Patrick was in early checking out a dog for worms – not exactly a difficult diagnosis, he had concluded, from the way the animal had dragged itself into the surgery on its bum. He’d need to disinfect the entire area again later. It was tricky being a single-handed practice sometimes.
His door was flung open with surprising violence, banging against the far wall. Old Mr Arnold jumped in alarm. Mifty saw his chance and wriggled his bum on the table again.
‘Stop it, Mifty,’ said Patrick, looking up. He froze when he saw Polly’s face.
‘What is it?’ he said, but he hardly had to ask. ‘Is it Neil?’
Polly nodded, trembling and wordless, offering the bloodstained cardigan. Neil’s breaths were shallow and his eyes were closed.
‘Oh my,’ said Patrick. He turned to the old man.
‘Can I just move Mifty for now?’ he said. ‘I’ll fix his prescription later.’
‘Is that that little bird from the bakery?’ said Mr Arnold. ‘Oh dearie me now.’

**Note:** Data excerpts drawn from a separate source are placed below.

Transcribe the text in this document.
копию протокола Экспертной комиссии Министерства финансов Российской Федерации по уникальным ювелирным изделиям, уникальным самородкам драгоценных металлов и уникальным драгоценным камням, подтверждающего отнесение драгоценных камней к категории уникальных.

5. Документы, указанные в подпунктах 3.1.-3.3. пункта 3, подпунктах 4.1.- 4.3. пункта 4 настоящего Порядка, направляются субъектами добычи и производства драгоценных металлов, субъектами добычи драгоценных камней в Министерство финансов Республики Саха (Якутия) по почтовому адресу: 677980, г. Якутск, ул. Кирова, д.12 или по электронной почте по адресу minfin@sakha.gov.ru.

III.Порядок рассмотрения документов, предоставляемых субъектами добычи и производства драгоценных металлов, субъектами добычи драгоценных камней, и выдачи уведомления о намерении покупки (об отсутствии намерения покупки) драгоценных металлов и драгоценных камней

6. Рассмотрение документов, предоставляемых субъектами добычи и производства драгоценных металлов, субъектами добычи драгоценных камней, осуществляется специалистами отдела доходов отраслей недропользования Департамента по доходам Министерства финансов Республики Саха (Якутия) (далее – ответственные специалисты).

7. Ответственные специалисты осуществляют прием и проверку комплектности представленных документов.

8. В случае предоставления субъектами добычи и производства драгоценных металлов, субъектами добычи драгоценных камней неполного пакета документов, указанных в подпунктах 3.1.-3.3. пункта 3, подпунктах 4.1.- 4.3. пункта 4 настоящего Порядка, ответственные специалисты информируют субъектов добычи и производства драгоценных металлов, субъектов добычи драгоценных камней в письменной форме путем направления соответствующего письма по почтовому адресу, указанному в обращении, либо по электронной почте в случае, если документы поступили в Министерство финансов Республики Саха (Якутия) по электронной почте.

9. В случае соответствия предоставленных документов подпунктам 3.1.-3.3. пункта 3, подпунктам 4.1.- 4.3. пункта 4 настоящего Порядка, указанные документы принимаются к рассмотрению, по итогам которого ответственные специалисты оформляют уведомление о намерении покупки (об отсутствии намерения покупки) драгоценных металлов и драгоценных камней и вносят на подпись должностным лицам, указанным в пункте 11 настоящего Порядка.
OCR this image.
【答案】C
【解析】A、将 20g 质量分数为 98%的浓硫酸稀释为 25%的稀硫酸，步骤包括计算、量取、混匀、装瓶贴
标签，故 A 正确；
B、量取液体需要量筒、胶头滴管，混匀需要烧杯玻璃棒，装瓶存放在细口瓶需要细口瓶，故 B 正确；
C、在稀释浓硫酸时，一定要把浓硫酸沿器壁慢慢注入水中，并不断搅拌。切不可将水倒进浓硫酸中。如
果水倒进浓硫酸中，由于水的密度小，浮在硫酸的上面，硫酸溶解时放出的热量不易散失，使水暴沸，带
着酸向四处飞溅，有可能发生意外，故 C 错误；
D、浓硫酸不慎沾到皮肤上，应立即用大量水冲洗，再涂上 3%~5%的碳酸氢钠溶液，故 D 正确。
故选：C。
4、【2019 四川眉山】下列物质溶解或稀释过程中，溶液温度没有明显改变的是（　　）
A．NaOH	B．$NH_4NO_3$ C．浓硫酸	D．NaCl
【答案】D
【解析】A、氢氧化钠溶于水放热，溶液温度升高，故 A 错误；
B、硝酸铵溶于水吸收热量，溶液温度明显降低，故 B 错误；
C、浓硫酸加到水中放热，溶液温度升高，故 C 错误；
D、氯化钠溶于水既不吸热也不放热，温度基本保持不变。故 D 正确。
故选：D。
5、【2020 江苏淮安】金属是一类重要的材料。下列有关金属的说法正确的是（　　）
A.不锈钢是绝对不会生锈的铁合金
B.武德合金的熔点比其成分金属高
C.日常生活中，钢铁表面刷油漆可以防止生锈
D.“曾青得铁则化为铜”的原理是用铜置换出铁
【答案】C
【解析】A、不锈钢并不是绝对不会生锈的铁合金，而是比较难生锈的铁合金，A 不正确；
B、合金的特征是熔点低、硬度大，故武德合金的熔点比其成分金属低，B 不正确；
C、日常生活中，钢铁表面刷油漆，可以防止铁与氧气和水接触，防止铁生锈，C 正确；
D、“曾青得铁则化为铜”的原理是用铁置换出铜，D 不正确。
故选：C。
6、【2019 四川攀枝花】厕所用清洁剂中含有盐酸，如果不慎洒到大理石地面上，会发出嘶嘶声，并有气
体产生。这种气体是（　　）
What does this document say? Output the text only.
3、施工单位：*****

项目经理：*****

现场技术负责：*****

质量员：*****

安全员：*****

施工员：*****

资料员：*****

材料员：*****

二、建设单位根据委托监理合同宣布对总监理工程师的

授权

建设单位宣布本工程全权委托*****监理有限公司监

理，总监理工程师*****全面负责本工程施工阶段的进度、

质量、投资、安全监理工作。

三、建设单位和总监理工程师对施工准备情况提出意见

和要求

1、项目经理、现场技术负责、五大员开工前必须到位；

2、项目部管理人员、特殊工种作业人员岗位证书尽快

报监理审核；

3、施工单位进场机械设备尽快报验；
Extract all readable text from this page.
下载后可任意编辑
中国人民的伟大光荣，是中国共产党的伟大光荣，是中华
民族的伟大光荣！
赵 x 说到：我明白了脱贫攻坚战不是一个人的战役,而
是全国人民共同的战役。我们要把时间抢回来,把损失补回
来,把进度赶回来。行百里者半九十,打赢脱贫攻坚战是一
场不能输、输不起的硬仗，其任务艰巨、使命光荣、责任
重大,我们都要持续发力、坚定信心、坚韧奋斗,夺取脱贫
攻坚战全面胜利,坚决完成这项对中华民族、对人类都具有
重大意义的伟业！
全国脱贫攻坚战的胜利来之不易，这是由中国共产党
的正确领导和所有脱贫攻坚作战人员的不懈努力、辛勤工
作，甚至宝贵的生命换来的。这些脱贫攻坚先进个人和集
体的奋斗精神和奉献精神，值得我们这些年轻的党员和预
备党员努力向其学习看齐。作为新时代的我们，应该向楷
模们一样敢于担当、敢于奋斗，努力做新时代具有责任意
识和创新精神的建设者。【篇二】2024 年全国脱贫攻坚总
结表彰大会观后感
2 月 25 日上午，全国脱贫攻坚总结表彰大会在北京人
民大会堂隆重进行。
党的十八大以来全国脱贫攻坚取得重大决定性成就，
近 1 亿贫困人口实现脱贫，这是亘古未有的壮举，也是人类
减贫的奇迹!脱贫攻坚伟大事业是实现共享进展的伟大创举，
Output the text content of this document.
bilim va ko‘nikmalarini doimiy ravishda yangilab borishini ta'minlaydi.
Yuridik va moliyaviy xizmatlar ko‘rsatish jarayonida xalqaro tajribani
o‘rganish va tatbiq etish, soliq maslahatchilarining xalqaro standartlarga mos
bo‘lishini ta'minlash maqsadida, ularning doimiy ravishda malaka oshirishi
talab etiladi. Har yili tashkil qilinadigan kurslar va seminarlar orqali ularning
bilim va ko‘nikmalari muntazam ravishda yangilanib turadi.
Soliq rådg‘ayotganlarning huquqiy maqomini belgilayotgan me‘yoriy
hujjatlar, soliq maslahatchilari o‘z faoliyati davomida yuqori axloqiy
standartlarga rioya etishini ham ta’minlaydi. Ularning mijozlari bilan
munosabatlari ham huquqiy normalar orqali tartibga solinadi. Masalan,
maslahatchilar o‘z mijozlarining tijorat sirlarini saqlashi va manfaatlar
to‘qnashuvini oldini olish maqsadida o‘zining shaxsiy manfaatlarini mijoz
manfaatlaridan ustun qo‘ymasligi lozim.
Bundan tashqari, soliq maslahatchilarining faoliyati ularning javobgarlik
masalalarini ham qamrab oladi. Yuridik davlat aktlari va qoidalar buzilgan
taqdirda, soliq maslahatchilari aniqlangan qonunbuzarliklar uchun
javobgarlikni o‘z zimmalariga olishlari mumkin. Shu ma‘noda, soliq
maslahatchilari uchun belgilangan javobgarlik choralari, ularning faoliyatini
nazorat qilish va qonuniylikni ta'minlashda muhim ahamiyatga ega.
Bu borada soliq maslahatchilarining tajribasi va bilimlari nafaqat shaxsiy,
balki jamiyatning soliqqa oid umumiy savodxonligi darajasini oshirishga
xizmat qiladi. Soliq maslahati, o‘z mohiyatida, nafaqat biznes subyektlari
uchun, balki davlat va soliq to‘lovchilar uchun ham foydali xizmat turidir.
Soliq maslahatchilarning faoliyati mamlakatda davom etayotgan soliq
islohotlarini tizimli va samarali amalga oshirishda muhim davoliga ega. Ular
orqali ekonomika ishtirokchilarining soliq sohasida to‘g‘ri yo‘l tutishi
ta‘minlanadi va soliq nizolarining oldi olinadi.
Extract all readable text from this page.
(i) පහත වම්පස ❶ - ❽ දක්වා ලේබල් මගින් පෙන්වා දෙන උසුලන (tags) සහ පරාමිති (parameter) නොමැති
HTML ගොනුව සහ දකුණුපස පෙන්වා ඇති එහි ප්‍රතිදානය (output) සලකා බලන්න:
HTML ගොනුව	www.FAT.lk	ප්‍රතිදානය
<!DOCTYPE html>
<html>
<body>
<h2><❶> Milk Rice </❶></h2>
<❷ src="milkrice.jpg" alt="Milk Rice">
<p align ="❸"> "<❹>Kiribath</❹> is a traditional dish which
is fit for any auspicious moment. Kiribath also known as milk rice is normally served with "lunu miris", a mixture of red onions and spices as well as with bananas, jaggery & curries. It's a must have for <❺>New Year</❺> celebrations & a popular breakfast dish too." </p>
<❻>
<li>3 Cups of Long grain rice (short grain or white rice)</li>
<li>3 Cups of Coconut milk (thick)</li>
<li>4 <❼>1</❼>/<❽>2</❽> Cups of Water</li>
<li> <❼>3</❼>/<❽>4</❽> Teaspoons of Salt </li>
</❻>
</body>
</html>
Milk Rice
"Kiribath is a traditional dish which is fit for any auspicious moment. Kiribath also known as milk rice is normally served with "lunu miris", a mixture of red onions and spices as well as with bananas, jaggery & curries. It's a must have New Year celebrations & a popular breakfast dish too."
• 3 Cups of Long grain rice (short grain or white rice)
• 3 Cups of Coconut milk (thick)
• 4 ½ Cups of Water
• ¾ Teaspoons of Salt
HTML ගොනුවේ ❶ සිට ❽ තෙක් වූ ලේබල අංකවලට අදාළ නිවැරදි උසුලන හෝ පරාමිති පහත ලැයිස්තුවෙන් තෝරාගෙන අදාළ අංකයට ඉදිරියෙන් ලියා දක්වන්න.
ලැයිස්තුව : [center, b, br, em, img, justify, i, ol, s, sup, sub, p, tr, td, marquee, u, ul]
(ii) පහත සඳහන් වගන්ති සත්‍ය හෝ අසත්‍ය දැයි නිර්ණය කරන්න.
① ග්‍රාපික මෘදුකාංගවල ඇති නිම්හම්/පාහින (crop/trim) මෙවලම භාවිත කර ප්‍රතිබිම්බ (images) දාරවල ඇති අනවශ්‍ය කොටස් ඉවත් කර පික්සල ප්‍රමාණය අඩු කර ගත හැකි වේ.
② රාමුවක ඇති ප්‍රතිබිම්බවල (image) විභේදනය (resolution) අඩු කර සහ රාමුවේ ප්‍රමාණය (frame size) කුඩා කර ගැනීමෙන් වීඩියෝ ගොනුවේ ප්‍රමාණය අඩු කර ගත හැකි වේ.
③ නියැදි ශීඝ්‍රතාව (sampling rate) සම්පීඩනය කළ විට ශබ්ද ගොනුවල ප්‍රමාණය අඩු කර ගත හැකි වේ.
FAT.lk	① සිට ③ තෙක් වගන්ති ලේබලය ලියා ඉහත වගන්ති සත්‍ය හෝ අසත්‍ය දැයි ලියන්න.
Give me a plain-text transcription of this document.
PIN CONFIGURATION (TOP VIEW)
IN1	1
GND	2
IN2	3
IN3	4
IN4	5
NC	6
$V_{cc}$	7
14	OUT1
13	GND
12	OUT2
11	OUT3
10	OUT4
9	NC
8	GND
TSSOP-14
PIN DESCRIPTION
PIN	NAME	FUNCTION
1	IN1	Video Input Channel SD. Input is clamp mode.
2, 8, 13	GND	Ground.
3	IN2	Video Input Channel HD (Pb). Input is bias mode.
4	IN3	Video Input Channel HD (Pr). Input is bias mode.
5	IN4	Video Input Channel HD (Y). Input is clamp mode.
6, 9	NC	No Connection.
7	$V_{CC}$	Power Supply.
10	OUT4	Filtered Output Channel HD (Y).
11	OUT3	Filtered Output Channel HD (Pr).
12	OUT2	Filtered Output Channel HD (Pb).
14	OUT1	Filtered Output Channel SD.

Patrick hastily scrubbed down the table and washed his hands.
‘Put him here,’ he said.
Polly couldn’t bear to place him down; she was numb with shock. Patrick had to move forward and gently prise Neil out of her stiff hands.
The little bird looked tiny on the large table. There was a long rip in his side, and his head was nodding in and out.
‘Oh dear me, dear me,’ Mr Arnold was still muttering in the corner.
Polly found her voice, although it came out as a high-pitched squeak.
‘Fix him,’ she managed. ‘Fix him, please. Fix him now.’
Patrick rubbed the top of his bald head.
‘That’s fine. I’ll need you to hold him.’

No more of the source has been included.